The trade could have further implications for the conference. The Sonics are expected to waive Barry, possibly freeing the sharp-shooting guard to sign with a rival like Golden State or Phoenix once his calf injury heals.

Spurs coach Gregg Popovich, frustrated by the Memphis Grizzlies' decision to send Gasol to the Lakers for little more than a pair of first-round picks and a promising young guard, had jokingly proposed creating an NBA committee to negate all trades “that make no sense.” Lakers coach Phil Jackson, noting that Sonics coach P.J. Carlesimo and GM Sam Presti both worked for the Spurs last season, couldn't resist a jab of his own Wednesday.

Thomas is “very efficient as a player,” Jackson said, grinning. “So there's no doubt about the fact that PJ would send him on over to San Antonio without any hesitation.”

The flurry of trades has been sparked in part by the ever-growing divide between the league's haves and have-nots. Struggling teams like the Miami Heat, Memphis Grizzlies and New Jersey Nets are looking to dump salary and compile draft picks or younger players.

“If you've got a chance to win a championship,” Suns coach Mike D'Antoni said, “you bite the bullet and try to get the championship.”
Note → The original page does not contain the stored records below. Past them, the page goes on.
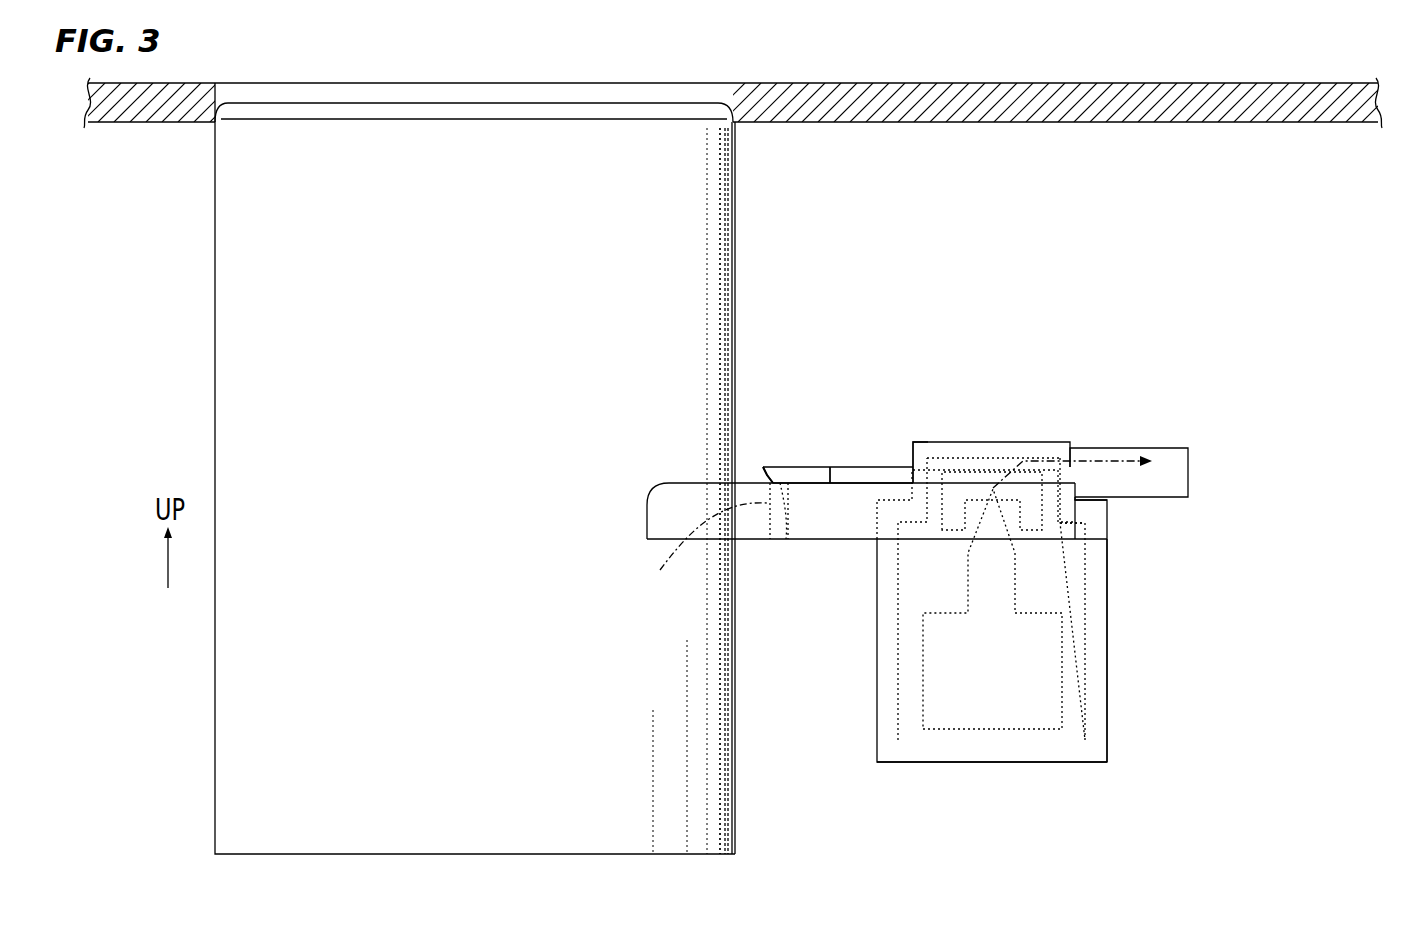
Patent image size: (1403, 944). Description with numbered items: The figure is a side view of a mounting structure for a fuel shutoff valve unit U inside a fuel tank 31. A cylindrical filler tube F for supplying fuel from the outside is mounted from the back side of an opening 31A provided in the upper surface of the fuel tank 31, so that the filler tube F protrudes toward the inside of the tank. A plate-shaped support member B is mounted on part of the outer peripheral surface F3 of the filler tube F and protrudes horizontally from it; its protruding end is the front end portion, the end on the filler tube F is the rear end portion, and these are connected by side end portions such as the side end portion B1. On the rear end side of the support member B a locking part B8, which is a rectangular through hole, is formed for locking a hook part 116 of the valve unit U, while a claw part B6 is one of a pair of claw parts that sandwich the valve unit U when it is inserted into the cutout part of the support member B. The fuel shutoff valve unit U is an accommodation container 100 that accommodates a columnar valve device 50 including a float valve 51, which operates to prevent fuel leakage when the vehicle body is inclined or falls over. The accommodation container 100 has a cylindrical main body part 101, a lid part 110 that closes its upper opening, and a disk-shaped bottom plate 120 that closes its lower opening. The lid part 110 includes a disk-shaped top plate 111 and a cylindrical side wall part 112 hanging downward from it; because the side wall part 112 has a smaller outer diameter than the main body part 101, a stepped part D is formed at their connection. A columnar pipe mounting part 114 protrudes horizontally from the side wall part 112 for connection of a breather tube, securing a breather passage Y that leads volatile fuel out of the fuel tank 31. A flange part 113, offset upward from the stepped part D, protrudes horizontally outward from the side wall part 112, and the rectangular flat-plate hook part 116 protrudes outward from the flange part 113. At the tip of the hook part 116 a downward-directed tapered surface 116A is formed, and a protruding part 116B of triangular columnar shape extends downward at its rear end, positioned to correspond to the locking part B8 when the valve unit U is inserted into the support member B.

The fuel tank 31 is at (1040, 83).
The opening 31A is at (497, 83).
The filler tube F is at (756, 238).
The outer peripheral surface F3 is at (713, 314).
The support member B is at (830, 558).
The locking part B8 is at (697, 551).
The side end portion B1 is at (845, 497).
The claw part B6 is at (1065, 447).
The hook part 116 is at (788, 467).
The tapered surface 116A is at (767, 473).
The protruding part 116B is at (781, 542).
The flange part 113 is at (890, 475).
The side wall part 112 is at (928, 444).
The lid part 110 is at (981, 432).
The top plate 111 is at (1023, 442).
The breather passage Y is at (1105, 448).
The pipe mounting part 114 is at (1188, 486).
The stepped part D is at (1090, 492).
The accommodation container 100 is at (1124, 660).
The main body part 101 is at (1108, 738).
The bottom plate 120 is at (1043, 763).
The fuel shutoff valve unit U is at (929, 788).
The valve device 50 is at (897, 722).
The float valve 51 is at (921, 680).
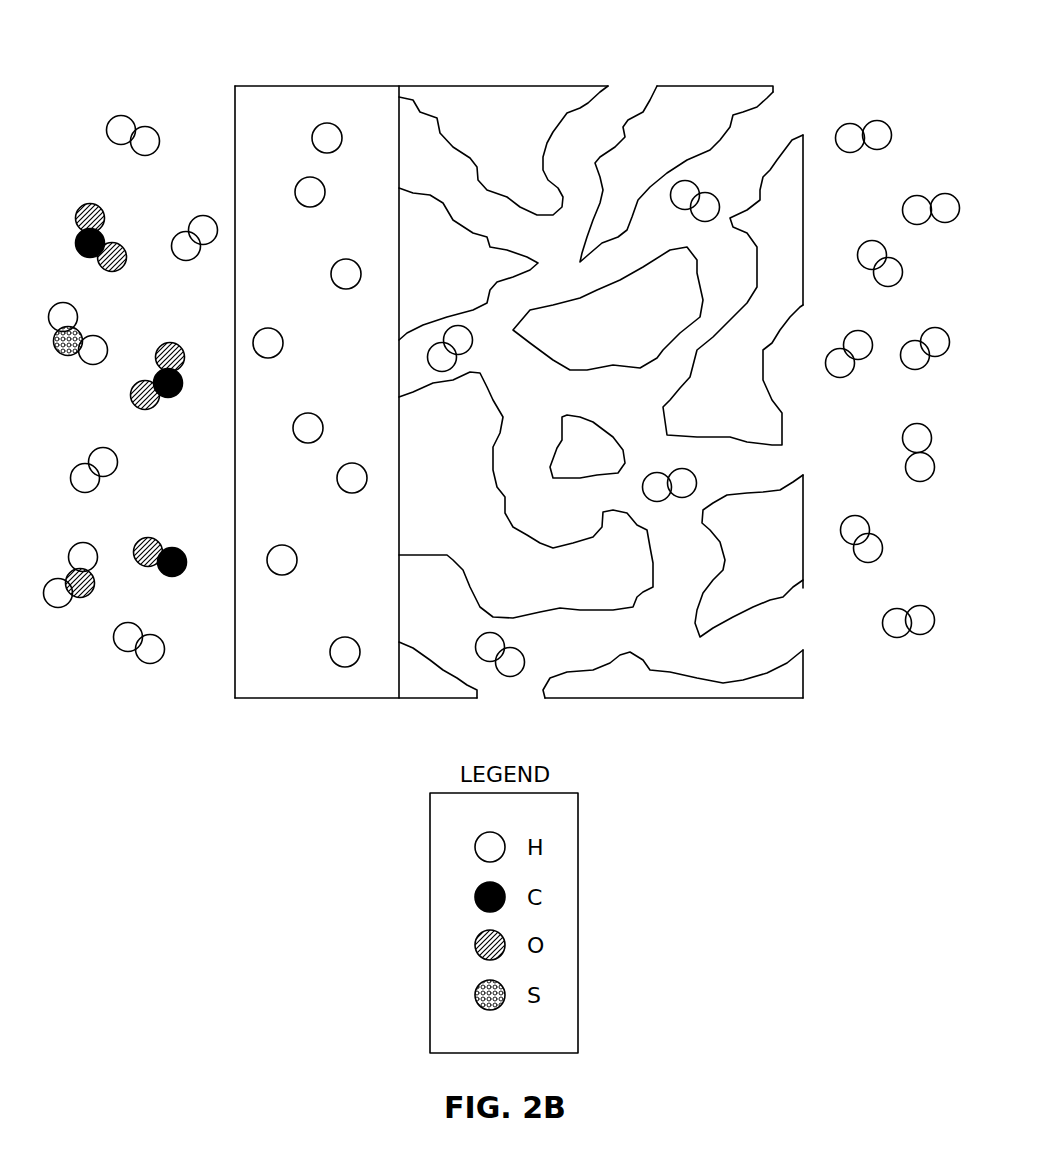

That's why Phoenix agreed to take on O'Neal and the $40 million left on his contract after this season. The Suns, in D'Antoni's words, had become stale. Even Phoenix's fans, Steve Nash noted, had begun to lose some of their passion.

For one night at least, O'Neal changed that. The atmosphere was charged. Both teams played at a high level, totaling only 21 turnovers despite taking 185 shots. The game was fast and, for the most part, O'Neal kept pace despite taking the court for the first time in nearly five weeks.

After spending much of the first three quarters trying to set up his teammates, O'Neal called for the ball as the pressure built. He flushed a lob from Nash. Threw down a put-back dunk. Tossed in a short turnaround. Added another jump hook. All of it taking only a little more than two minutes.

Even Bryant had to smile at the sight. “He went back to ground and pound,” Bryant said. “It was pretty awesome to see.”

The Suns walked off the floor encouraged by their performance. So much so that O'Neal brazenly declared, “When we get used to each other we're going to be the most dangerous team ever created.”

The Lakers will have something to say about that. As will the Dallas Mavericks, Spurs, Hornets, Jazz, Houston Rockets, Denver Nuggets and Golden State Warriors. The final 30 games – “a college season” Jackson said – promises to be a two-month slugfest if Wednesday was any indicator. Playoff seeding and home-court advantage don't figure to matter as much as simple survival.

“The team that's playing the best will win,” O'Neal said. “Period.”

Provided, of course, anyone's left standing.